Use a function call to monkey patch and not on import?
thomasjpfan opened this issue · 5 comments
For scikit-learn, I prefer to not automatically monkeypatch when using this library. I plan to use a custom function to get the DataFrame API:
def get_dataframe_standard(df):
if hasattr(df, "__dataframe_standard__"):
return df.__dataframe_standard__()
elif _is_pandas_df(df):
from .pandas_standard import dataframe_standard as pandas_dataframe_standard
return pandas_dataframe_standard(df)
...
Is there a way to adjust this library to monkey patch after a function call?
from pandas_standard import patch_dataframe
patch_dataframe("pandas")
A similiar pattern is used in Intel's scikit-learn implementation.
Hey @thomasjpfan
You could do
from pandas_standard import PandasDataFrame
df_compliant = PandasDataFrame(df)
Eventually the aim is to get this upstreamed to pandas/polars, but for now, that should work to test it out and see what the gaps are
The issue is that importing pandas_standard
itself will monkeypatch, even if I only want to use PandasDataFrame
:
from pandas_standard import PandasDataFrame
import pandas as pd
x = pd.DataFrame([[1, 2, 3], [4, 5, 6]])
assert hasattr(x, "__dataframe_standard__")
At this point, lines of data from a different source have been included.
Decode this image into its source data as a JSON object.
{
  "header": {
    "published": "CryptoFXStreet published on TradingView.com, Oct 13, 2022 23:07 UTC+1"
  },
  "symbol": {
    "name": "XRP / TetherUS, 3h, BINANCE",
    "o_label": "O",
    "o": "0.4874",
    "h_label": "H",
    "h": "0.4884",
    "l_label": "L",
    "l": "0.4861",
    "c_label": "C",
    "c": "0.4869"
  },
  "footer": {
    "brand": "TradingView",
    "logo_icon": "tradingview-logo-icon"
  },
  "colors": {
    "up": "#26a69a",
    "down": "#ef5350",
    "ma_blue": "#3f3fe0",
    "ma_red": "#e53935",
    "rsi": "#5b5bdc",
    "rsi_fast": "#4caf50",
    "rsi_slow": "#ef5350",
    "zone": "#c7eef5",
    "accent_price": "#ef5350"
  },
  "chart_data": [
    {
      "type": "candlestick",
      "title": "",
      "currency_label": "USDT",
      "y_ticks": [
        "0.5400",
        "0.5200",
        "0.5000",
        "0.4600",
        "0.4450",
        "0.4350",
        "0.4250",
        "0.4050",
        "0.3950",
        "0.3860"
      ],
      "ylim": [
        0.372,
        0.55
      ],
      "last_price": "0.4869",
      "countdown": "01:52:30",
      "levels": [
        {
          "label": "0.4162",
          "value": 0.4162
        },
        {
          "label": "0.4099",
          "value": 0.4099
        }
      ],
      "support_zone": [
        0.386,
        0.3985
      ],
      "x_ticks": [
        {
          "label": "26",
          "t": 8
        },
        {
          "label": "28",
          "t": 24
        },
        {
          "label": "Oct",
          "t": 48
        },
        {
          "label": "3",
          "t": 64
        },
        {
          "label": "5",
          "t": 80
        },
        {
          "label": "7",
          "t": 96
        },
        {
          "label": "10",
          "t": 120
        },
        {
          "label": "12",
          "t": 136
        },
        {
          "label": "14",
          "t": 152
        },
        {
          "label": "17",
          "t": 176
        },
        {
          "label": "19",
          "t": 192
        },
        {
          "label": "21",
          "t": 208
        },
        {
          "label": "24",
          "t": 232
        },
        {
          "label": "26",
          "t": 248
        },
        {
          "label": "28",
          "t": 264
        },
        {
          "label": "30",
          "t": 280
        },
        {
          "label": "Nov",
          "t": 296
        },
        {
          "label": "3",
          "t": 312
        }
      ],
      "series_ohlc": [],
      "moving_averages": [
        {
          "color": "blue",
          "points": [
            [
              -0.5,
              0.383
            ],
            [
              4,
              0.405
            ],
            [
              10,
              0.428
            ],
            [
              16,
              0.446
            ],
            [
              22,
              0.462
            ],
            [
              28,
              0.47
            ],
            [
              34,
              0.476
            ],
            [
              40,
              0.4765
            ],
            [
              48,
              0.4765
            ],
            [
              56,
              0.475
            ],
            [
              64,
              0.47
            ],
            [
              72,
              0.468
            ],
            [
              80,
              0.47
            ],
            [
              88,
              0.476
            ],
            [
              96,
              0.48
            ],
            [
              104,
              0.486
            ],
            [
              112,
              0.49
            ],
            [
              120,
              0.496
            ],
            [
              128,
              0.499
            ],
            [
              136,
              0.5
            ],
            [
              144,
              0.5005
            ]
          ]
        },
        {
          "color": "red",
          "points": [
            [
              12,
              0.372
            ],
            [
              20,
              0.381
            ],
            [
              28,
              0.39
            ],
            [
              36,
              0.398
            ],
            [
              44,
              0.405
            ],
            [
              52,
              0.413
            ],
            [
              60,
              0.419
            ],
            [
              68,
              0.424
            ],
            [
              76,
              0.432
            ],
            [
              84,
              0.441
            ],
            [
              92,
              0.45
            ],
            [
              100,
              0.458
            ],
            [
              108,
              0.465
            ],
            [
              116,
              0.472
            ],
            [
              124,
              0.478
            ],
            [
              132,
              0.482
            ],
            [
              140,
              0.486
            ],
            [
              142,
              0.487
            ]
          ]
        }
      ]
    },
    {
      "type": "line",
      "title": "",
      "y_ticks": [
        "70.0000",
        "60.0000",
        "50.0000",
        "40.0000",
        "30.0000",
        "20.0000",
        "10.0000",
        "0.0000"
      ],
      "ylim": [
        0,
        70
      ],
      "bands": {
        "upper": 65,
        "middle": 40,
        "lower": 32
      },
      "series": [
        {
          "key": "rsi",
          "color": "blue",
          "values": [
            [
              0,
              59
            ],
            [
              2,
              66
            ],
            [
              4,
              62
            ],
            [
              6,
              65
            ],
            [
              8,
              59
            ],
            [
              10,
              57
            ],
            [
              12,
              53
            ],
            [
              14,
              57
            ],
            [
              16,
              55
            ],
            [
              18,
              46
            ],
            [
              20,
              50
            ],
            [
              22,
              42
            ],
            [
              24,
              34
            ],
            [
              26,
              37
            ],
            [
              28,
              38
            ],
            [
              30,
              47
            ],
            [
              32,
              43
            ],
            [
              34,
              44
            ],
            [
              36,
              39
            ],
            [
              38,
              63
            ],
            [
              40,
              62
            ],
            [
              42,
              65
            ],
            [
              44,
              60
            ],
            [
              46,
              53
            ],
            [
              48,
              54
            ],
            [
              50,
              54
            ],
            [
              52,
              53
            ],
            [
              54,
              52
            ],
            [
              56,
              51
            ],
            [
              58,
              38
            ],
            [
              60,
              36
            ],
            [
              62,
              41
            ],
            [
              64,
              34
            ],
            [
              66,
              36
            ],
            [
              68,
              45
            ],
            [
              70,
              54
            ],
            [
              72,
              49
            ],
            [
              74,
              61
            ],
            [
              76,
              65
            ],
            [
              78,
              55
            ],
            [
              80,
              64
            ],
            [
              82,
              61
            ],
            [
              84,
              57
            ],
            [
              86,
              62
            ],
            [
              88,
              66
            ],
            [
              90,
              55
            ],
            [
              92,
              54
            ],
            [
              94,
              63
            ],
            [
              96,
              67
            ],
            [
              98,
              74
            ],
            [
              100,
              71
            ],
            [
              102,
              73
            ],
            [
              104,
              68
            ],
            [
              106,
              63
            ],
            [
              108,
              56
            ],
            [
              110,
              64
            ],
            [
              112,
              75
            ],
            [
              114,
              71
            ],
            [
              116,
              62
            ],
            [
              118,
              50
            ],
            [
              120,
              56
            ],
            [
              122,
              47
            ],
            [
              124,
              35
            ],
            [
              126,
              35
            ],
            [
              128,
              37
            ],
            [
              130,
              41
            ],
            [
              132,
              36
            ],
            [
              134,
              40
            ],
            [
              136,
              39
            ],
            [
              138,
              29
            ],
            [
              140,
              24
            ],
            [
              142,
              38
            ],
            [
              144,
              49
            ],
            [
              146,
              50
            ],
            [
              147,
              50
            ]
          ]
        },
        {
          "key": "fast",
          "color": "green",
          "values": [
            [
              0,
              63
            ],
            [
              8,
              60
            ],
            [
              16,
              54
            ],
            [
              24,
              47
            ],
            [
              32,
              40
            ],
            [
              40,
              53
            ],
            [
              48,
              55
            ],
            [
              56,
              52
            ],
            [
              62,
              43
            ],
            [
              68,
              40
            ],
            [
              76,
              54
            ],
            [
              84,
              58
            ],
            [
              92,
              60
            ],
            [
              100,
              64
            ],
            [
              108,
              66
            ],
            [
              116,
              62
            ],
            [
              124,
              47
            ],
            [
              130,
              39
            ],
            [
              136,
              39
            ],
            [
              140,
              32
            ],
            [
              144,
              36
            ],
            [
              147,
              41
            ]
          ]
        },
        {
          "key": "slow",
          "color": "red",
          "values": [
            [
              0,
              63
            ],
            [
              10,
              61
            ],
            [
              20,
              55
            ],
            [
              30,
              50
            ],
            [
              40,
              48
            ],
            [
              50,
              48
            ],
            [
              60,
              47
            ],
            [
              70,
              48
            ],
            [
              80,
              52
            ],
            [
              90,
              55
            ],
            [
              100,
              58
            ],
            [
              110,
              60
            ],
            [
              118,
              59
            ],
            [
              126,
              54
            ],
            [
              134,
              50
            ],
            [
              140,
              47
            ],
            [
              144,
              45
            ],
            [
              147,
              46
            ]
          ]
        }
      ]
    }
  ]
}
A library using pandas_standard
will end up monkeypatching a user's environment.
Specifically, the pandas_standard
import will monkeypatch in the following:
def get_dataframe_standard(df):
if hasattr(df, "__dataframe_standard__"):
return df.__dataframe_standard__()
elif _is_pandas_df(df):
from pandas_standard import PandasDataFrame
return PandasDataFrame(df)
elif _is_polars_df(df):
...
ah makes sense
I'll just remove the monkeypatching then
have updated - does this work for you?
Yea, that's okay. The only nit is that convert_to_standard_compliant_dataframe
should raise an error if it does not recognize the input:
I likely wont be able to use standard.py
as is, because scikit-learn optionally depends on the dataframe libraries. But I can work around it by having my own custom function.